I would be grateful if someone could show how to write a small R function (most likely a wrapper around read.csv) that will read data from my CSV file and return it as an R object (data frame?) for use with quantmod.

Here is some pseudocode explaining what I want to do:

# in case I need some funcs here for creating data type returned by function
library(quantmod) 

loadCSVDataFile <- function(full_pathname){
    csvdata <- read.csv(full_pathname, header=FALSE,sep=",")
    dates <- csvdata[,1]
    op <- csvdata[,2]
    hi <- csvdata[,3]
    lo <- csvdata[,4]
    cl <- csvdata[,5]
    vol <- csvdata[,6]
    oi <- csvdata[,7]

    # Now combine columns into a data type that matches that returned by the
    # getSymbols() ....
    # return(dataset)
}

[[Update]]

I have STLL not managed to get this to work, using the answers given so far ...:

> gbpusd <- as.xts(read.zoo('/path/to/gbpusd.csv', header=FALSE))
> class (gbpusd)
[1] "xts" "zoo"
> barChart(gbpusd)
Error in `[.xts`(x, xsubset) : subscript out of bounds

> gbpusd2 <- getSymbols.csv('gbpusd',,'/path/to/')
Error in missing(verbose) : 'missing' can only be used for arguments
> 
> gbpusd2 <- getSymbols.csv('gbpusd',.GlobalEnv,'/path/to/')
Error in missing(verbose) : 'missing' can only be used for arguments
> 
> 
> gbpusd2 <- getSymbols.csv('gbpusd','.GlobalEnv','/path/to/')
Error in missing(verbose) : 'missing' can only be used for arguments
> 
> gbpusd2 <- getSymbols.csv('gbpusd',env,'/path/to/')
Error in missing(verbose) : 'missing' can only be used for arguments

What am I doing wrong?

Was it helpful?

Solution

I can make it work, but you have to determine which parameters are needed for your setup.

library(quantmod)

# create sample data
getSymbols("SPY")
write.zoo(SPY, file="SPY.csv", sep=",")

# set symbol lookup
setSymbolLookup(SPY=list(src="csv",format="%Y-%m-%d"))
# call getSymbols(.csv) with auto.assign=FALSE
spy <- getSymbols("SPY", auto.assign=FALSE)
barChart(spy)

OTHER TIPS

The common idiom is:

yhoo = as.xts(read.zoo("yhoo.csv",header=T))
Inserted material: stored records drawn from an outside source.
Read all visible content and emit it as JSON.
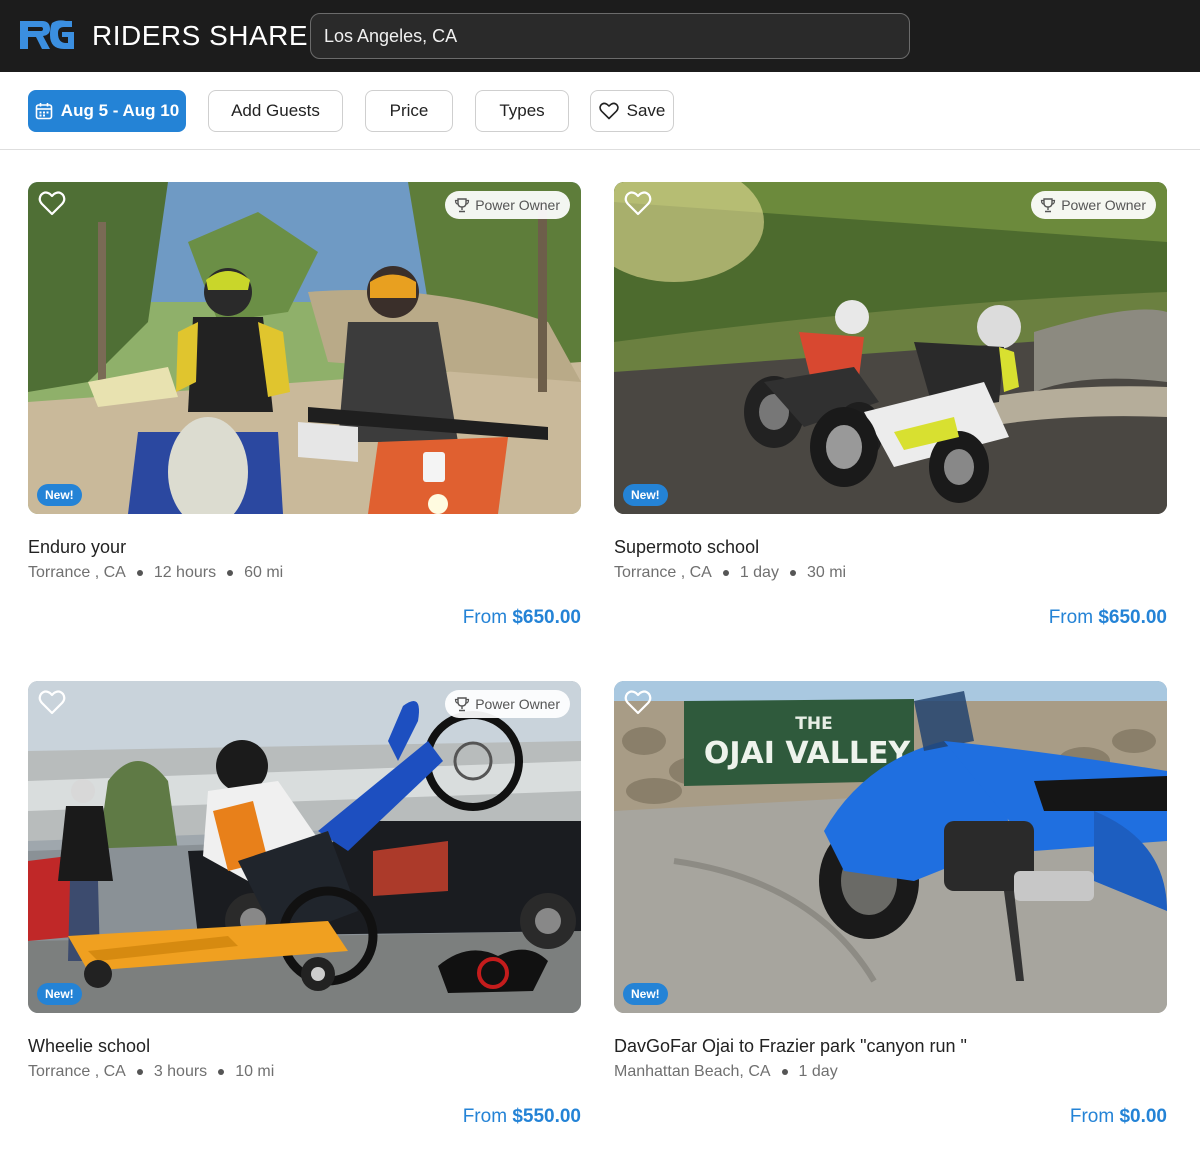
{
  "header": {
    "brand": "RIDERS SHARE",
    "search_value": "Los Angeles, CA"
  },
  "filters": {
    "dates": "Aug 5 - Aug 10",
    "guests": "Add Guests",
    "price": "Price",
    "types": "Types",
    "save": "Save"
  },
  "colors": {
    "accent": "#2483d6",
    "header_bg": "#1c1c1c"
  },
  "listings": [
    {
      "title": "Enduro your",
      "location": "Torrance , CA",
      "duration": "12 hours",
      "distance": "60 mi",
      "price_prefix": "From",
      "price": "$650.00",
      "new_label": "New!",
      "owner_badge": "Power Owner"
    },
    {
      "title": "Supermoto school",
      "location": "Torrance , CA",
      "duration": "1 day",
      "distance": "30 mi",
      "price_prefix": "From",
      "price": "$650.00",
      "new_label": "New!",
      "owner_badge": "Power Owner"
    },
    {
      "title": "Wheelie school",
      "location": "Torrance , CA",
      "duration": "3 hours",
      "distance": "10 mi",
      "price_prefix": "From",
      "price": "$550.00",
      "new_label": "New!",
      "owner_badge": "Power Owner"
    },
    {
      "title": "DavGoFar Ojai to Frazier park \"canyon run \"",
      "location": "Manhattan Beach, CA",
      "duration": "1 day",
      "price_prefix": "From",
      "price": "$0.00",
      "new_label": "New!",
      "photo_sign_line1": "THE",
      "photo_sign_line2": "OJAI VALLEY"
    }
  ]
}
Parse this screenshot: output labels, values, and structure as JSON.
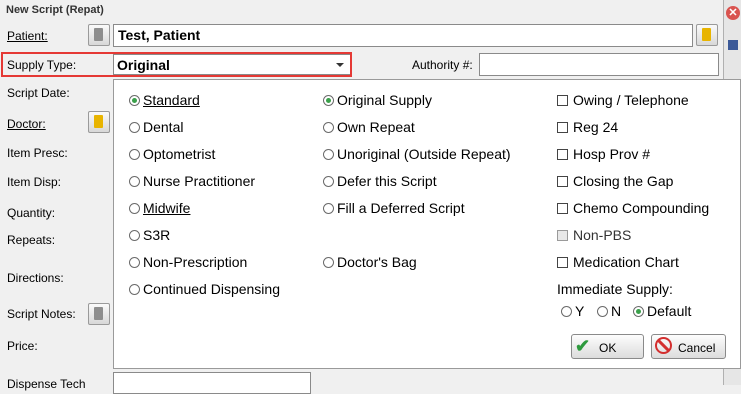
{
  "window": {
    "title": "New Script (Repat)",
    "close_glyph": "✕"
  },
  "labels": {
    "patient": "Patient:",
    "supply_type": "Supply Type:",
    "script_date": "Script Date:",
    "doctor": "Doctor:",
    "item_presc": "Item Presc:",
    "item_disp": "Item Disp:",
    "quantity": "Quantity:",
    "repeats": "Repeats:",
    "directions": "Directions:",
    "script_notes": "Script Notes:",
    "price": "Price:",
    "dispense_tech": "Dispense Tech",
    "authority": "Authority #:"
  },
  "fields": {
    "patient_value": "Test, Patient",
    "supply_type_value": "Original",
    "authority_value": ""
  },
  "dropdown": {
    "col1": {
      "standard": "Standard",
      "dental": "Dental",
      "optometrist": "Optometrist",
      "nurse_practitioner": "Nurse Practitioner",
      "midwife": "Midwife",
      "s3r": "S3R",
      "non_prescription": "Non-Prescription",
      "continued_dispensing": "Continued Dispensing"
    },
    "col2": {
      "original_supply": "Original Supply",
      "own_repeat": "Own Repeat",
      "unoriginal": "Unoriginal (Outside Repeat)",
      "defer_script": "Defer this Script",
      "fill_deferred": "Fill a Deferred Script",
      "doctors_bag": "Doctor's Bag"
    },
    "col3": {
      "owing_telephone": "Owing / Telephone",
      "reg24": "Reg 24",
      "hosp_prov": "Hosp Prov #",
      "closing_gap": "Closing the Gap",
      "chemo": "Chemo Compounding",
      "non_pbs": "Non-PBS",
      "medication_chart": "Medication Chart"
    },
    "immediate_supply": {
      "label": "Immediate Supply:",
      "y": "Y",
      "n": "N",
      "default": "Default",
      "selected": "Default"
    },
    "selected_prescriber_type": "Standard",
    "selected_supply": "Original Supply",
    "ok_label": "OK",
    "cancel_label": "Cancel"
  },
  "colors": {
    "highlight": "#e53935",
    "radio_selected": "#3aa04a"
  }
}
If you want to use a quantmod function, then you can tell getSymbols() to use a csv file. See http://www.quantmod.com/documentation/getSymbols.csv.html I.e.

getSymbols('yhoo',src='csv')

(I've followed your lowercase convention, but remember the filenames will be case-sensitive; directory defaults to current directory and can be specified explicitly with the dir parameter, see ?getSymbols.csv)

If you include a ls() in your code, you'll find that you missed a variable:

yhoo <- getSymbols("YHOO", src = "google")
ls()
# [1] "yhoo" "YHOO"
class(yhoo)
# [1] "character"
class(YHOO)
# [1] "xts" "zoo"

So getSymbols() creates 2 variables: the character vector "yhoo" and "YHOO", an object of class extensible time series (xts) which extends the zoo class, for storing irregular time series data.

To see the documentation, use:

?xts # or ?zoo

In particular, the documentation for xts describes the as.xts() function, to convert from a matrix to xts. It should be straightforward from there to read in your own CSV files using read.csv or read.table and convert to xts objects.